I wanted to call the local Best Buy to see if they had replacement Tivo remotes in stock. So, I dial the number and get their voice system. I say that I am interested in talking to someone in a department. I select the TV, Video and other products department. Then, I am given three choices without a useful choice related to my particular product, or zero to hear the list again. As I’m thinking, the voice says, “Exiting the system. Good bye.”
And then it hangs up.
I selected through at least 3 levels of the system, and yet it exits if I don’t make the next choice quickly. That’s an obnoxiously unforgiving and rude design choice someone made.
They’ve automated a process by which they hang up on potential customers. I mean, sure, score one for efficiency, I suppose. Just another example of how efficiency is not a very helpful design goal.

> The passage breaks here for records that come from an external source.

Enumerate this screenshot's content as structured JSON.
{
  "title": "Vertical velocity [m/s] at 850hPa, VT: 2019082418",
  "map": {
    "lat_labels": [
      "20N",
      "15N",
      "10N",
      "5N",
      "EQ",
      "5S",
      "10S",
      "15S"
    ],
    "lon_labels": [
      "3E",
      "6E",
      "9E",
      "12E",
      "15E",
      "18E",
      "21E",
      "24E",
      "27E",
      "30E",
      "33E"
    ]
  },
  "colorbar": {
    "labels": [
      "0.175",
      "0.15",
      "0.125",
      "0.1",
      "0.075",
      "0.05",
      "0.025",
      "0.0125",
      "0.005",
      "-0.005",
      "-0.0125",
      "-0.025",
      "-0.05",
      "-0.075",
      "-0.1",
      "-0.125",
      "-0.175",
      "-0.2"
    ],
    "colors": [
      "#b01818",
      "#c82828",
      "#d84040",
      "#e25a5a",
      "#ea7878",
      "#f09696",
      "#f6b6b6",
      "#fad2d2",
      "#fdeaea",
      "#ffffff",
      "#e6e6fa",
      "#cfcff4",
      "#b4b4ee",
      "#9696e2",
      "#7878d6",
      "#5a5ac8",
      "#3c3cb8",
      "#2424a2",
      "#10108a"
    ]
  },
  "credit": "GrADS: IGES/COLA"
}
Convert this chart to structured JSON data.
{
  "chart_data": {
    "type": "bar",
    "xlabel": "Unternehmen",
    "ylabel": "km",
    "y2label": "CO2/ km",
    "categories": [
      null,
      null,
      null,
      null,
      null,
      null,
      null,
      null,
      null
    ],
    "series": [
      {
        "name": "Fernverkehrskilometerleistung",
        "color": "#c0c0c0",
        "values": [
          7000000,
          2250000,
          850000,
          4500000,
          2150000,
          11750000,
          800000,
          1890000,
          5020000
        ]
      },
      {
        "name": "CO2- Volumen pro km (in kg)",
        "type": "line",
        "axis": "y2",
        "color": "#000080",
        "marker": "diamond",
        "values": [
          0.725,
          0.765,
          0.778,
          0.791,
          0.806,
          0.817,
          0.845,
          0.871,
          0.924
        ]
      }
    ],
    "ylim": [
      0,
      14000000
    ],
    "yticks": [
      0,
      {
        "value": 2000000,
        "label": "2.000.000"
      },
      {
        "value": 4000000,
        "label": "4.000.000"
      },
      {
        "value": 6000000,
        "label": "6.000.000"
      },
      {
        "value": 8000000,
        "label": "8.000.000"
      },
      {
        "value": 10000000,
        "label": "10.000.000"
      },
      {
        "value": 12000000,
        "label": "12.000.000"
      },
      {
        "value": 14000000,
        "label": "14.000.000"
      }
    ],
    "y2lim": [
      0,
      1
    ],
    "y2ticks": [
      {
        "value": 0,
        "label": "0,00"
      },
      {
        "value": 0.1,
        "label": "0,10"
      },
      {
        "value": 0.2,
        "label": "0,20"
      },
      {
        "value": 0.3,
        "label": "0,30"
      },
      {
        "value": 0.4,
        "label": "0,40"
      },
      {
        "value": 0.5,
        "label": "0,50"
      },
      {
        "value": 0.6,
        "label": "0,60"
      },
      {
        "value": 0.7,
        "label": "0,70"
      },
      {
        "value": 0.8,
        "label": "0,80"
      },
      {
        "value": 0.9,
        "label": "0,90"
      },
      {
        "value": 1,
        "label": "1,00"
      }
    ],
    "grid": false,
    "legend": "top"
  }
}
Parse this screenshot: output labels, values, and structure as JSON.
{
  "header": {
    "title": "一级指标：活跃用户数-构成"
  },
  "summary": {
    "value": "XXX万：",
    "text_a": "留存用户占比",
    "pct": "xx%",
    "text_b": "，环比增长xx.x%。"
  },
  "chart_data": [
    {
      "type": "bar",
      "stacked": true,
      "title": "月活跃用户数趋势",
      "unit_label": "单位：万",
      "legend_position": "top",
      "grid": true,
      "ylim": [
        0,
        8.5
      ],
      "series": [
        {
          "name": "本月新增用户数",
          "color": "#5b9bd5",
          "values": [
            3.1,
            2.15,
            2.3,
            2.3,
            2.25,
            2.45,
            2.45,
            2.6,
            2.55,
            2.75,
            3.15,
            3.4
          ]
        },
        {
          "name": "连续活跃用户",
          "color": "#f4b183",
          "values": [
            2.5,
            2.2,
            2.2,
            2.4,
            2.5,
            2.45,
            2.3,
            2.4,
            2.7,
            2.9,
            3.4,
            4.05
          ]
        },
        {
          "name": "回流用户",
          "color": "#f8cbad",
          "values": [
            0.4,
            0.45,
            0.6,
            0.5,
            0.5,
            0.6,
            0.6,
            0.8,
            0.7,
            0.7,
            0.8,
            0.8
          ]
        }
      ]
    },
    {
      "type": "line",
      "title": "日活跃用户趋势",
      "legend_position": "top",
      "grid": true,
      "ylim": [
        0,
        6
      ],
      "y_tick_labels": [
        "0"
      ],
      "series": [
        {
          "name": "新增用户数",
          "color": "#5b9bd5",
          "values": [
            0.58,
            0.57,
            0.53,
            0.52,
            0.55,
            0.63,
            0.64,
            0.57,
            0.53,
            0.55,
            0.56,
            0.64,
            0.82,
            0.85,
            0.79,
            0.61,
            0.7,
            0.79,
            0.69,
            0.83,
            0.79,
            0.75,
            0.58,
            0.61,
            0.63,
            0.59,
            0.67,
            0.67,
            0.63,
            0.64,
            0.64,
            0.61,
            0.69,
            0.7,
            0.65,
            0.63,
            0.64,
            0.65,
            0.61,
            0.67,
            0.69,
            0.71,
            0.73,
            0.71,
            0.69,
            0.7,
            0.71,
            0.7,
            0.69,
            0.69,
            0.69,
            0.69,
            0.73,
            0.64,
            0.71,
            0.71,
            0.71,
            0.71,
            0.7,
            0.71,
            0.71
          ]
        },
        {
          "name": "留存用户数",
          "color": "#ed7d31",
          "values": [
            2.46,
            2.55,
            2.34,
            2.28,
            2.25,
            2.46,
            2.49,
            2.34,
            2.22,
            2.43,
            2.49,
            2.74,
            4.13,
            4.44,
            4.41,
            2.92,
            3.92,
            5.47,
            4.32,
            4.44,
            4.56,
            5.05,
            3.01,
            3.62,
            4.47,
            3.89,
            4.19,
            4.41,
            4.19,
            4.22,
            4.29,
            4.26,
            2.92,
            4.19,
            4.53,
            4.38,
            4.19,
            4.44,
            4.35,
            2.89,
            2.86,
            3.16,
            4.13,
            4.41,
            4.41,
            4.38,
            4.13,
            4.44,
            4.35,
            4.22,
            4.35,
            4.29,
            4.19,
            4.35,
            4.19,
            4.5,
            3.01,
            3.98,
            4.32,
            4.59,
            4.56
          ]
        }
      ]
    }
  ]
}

So, am I motivated to get my coat and go see if they are in stock? No. Am I motivated to now use the website instead? Actually, no, I’m even less likely to use their website now.
They have efficiently made sure that I would rather order the item I wanted directly from the manufacturer or, at the least from some other retail store. Further, even if I found that they were cheaper, I am now willing to spend more just so that I do not shop at their store.
Interestingly, they are likely completely oblivious to the fact that they’ve lost a customer. I’ll show up on some voice system metric as a disconnected call, but it will probably signify nothing to them. They’ve managed to obliviously and efficiently alienate a customer.